Only WebGL is a standard, whereas PNaCL is a Google only endeavor. If it doesn't catch up, they might abandon it just as they did anything else of theirs.
Whereas they cannot abandon WebGL if they want to have a standards compliant browser.
At least Google released a final version of O3D that was an implementation on top of WebGL, providing a transition path. When they dropped Gears, they said they said,
We realize there is not yet a simple, comprehensive way to take your Gears-enabled application and move it (and your entire userbase) over to a standards-based approach. We will continue to support Gears until such a migration is more feasible...[1]
How did that turn out?
They filed a Chromium ticket[2] that was moved to an html5rocks.com ticket[3] four months later that was closed as WONTFIX a month after that.
My issue is not that they discontinue projects. My issue is how they often go about it.
Well, in some parts of the world, "p" is slang for methamphetamine. I'm guessing here that the OP rather means urine. So, let us all boil our urine into salt!
I really wish that someone other than Google would take this up (whatever Google would need to do for that). C has of course been a great choice for performance-sensitive programs for years and it is quite a mature language with mature tools. It doesn't make sense for everyone to be forced to use JavaScript as the only option, forever, just because of convention.
Once it's actually possible to use PNaCL apps in webpages, I think it will see dramatically faster adoption. It's mostly a question at this point of whether they manage to ship it before someone else beats them to the punch (looks like Chrome 30 is projected for August). By then Mozilla could easily have picked up a lot of momentum with asm.js.

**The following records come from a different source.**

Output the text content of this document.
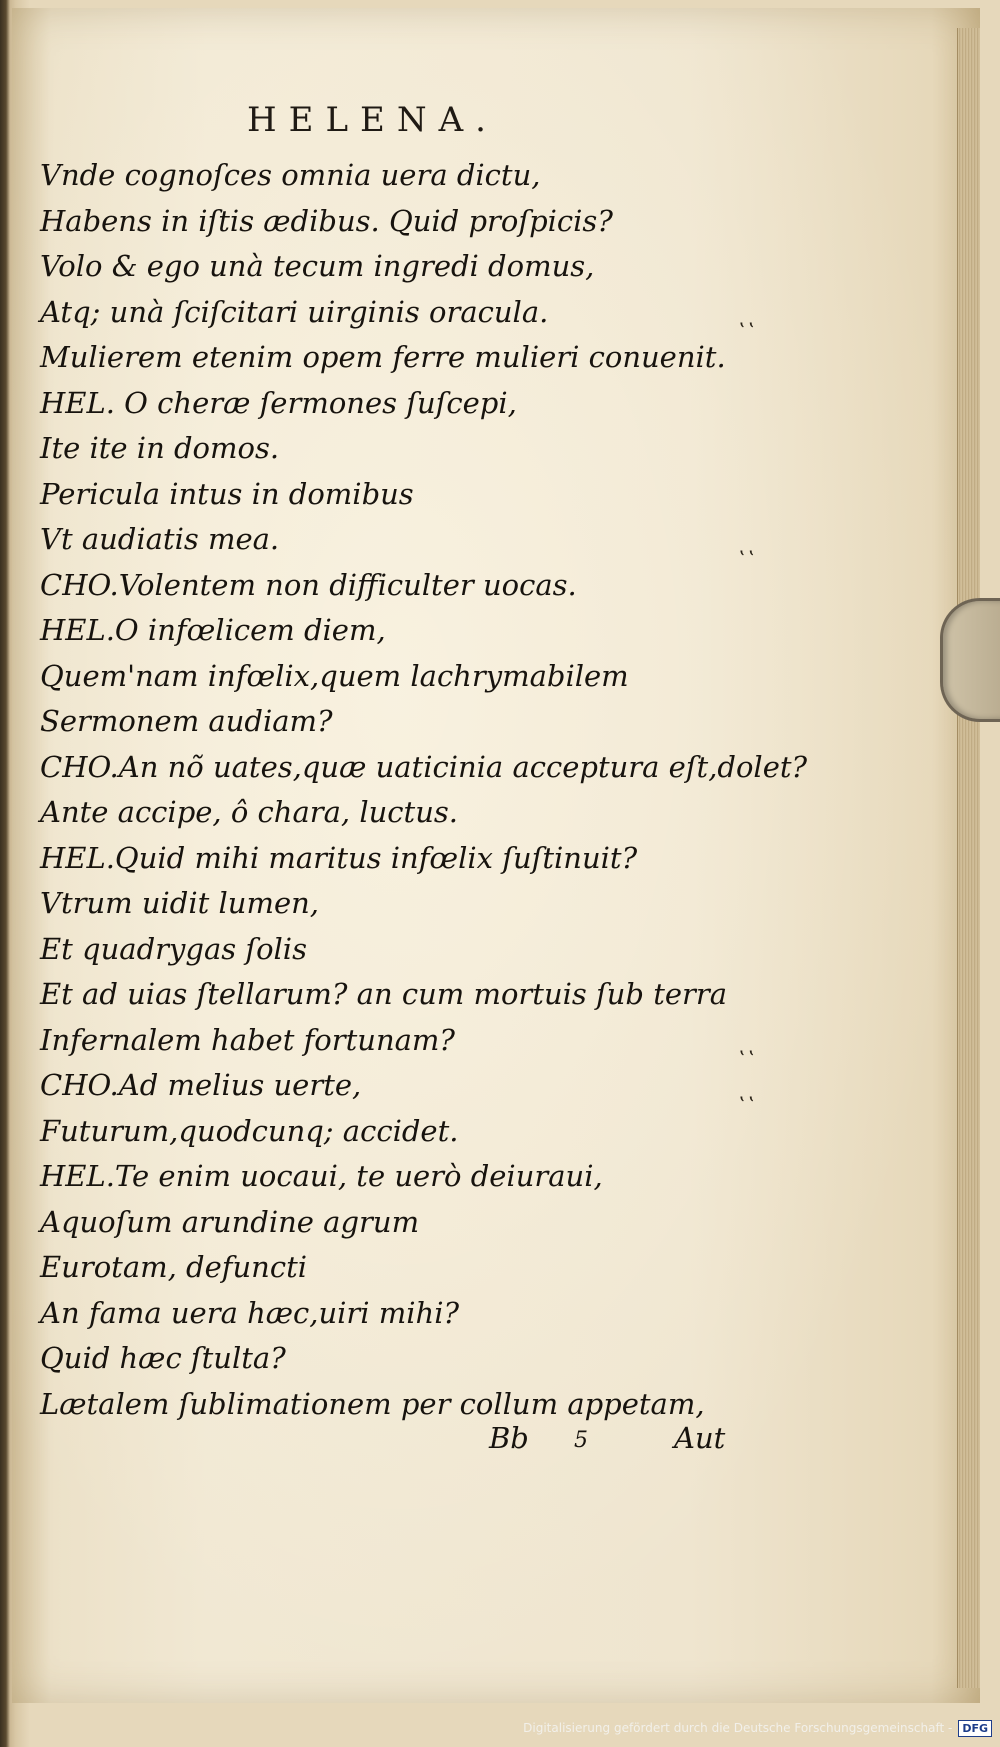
HELENA.
Vnde cognoſces omnia uera dictu,
Habens in iſtis ædibus. Quid proſpicis?
Volo & ego unà tecum ingredi domus,
Atq; unà ſciſcitari uirginis oracula.
Mulierem etenim opem ferre mulieri conuenit.
HEL. O cheræ ſermones ſuſcepi,
Ite ite in domos.
Pericula intus in domibus
Vt audiatis mea.
CHO.Volentem non difficulter uocas.
HEL.O infœlicem diem,
Quem'nam infœlix,quem lachrymabilem
Sermonem audiam?
CHO.An nõ uates,quæ uaticinia acceptura eſt,dolet?
Ante accipe, ô chara, luctus.
HEL.Quid mihi maritus infœlix ſuſtinuit?
Vtrum uidit lumen,
Et quadrygas ſolis
Et ad uias ſtellarum? an cum mortuis ſub terra
Infernalem habet fortunam?
CHO.Ad melius uerte,
Futurum,quodcunq; accidet.
HEL.Te enim uocaui, te uerò deiuraui,
Aquoſum arundine agrum
Eurotam, defuncti
An fama uera hæc,uiri mihi?
Quid hæc ſtulta?
Lætalem ſublimationem per collum appetam,
‛‛
‛‛
‛‛
‛‛
Bb 5	Aut
Digitalisierung gefördert durch die Deutsche Forschungsgemeinschaft - DFG
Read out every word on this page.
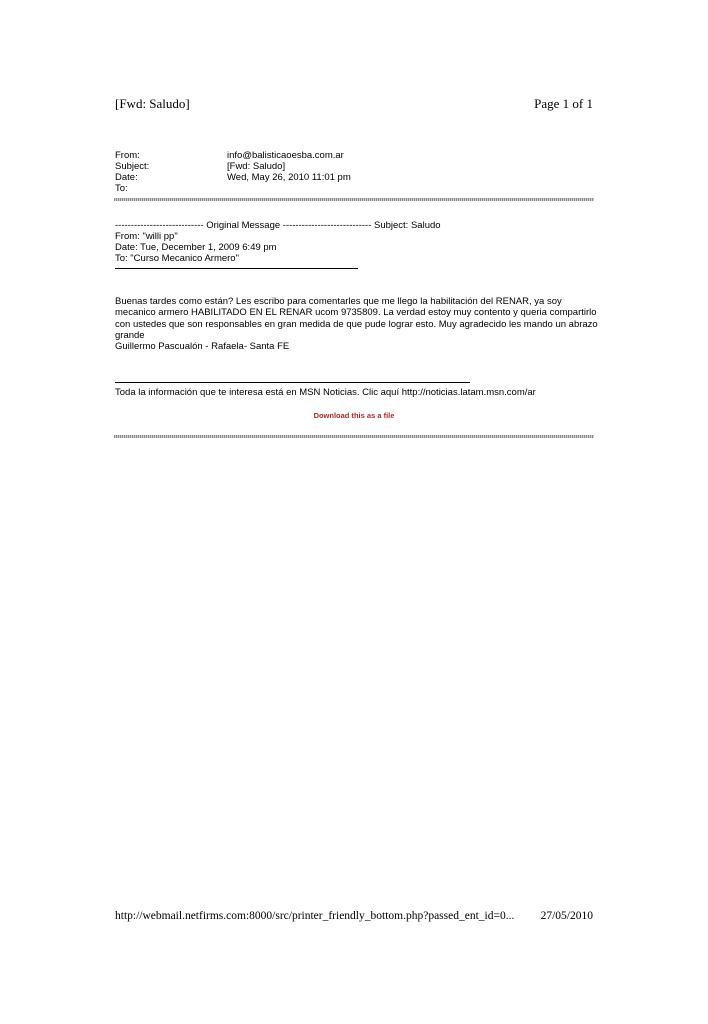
[Fwd: Saludo]	Page 1 of 1
From:	info@balisticaoesba.com.ar
Subject:	[Fwd: Saludo]
Date:	Wed, May 26, 2010 11:01 pm
To:
---------------------------- Original Message ---------------------------- Subject: Saludo
From: "willi pp"
Date: Tue, December 1, 2009 6:49 pm
To: "Curso Mecanico Armero"

Buenas tardes como están? Les escribo para comentarles que me llego la habilitación del RENAR, ya soy mecanico armero HABILITADO EN EL RENAR ucom 9735809. La verdad estoy muy contento y queria compartirlo con ustedes que son responsables en gran medida de que pude lograr esto. Muy agradecido les mando un abrazo grande

Guillermo Pascualón - Rafaela- Santa FE

Toda la información que te interesa está en MSN Noticias. Clic aquí http://noticias.latam.msn.com/ar
Download this as a file
http://webmail.netfirms.com:8000/src/printer_friendly_bottom.php?passed_ent_id=0... 27/05/2010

Problem is we'll only ever see PNaCl support in Chrome. The nature of NaCl and PNaCl is that they rely on single implementations by Google which are designed around Chrome's internals, and so they are unlikely to ever be adopted by other browser vendors, aside from perhaps Opera, since it will be Chromium-based.
Rust could target it, but not as easily as you might think. LLVM IR is not portable (for example, here's some of the code necessary to get the calling conventions right in the LLVM IR for x86-64 [1]). The runtime and scheduler would have to be ported to the Pepper API if you wanted stuff like GC, I/O, and threads (which most Rust programs will want).
Andrew Wilkins is working on a Go frontend that can also target PNaCL[1], but since it's a spare time project and he just had a baby it's slowed down. So if anyone want to help him out...
I want to. I am developing a survey progrmaming compiler. I am currently isolating the runtime (written in c++) and trying to compile to JavaScript using Emscripten. But PNaCl could be a another web delivery option
Sounds kinda like Google's own implementation of WebCL? I guess Google is really trying to push the concept of utilizing the Chrome browser as an OS development environment instead of just a browser... seems cool.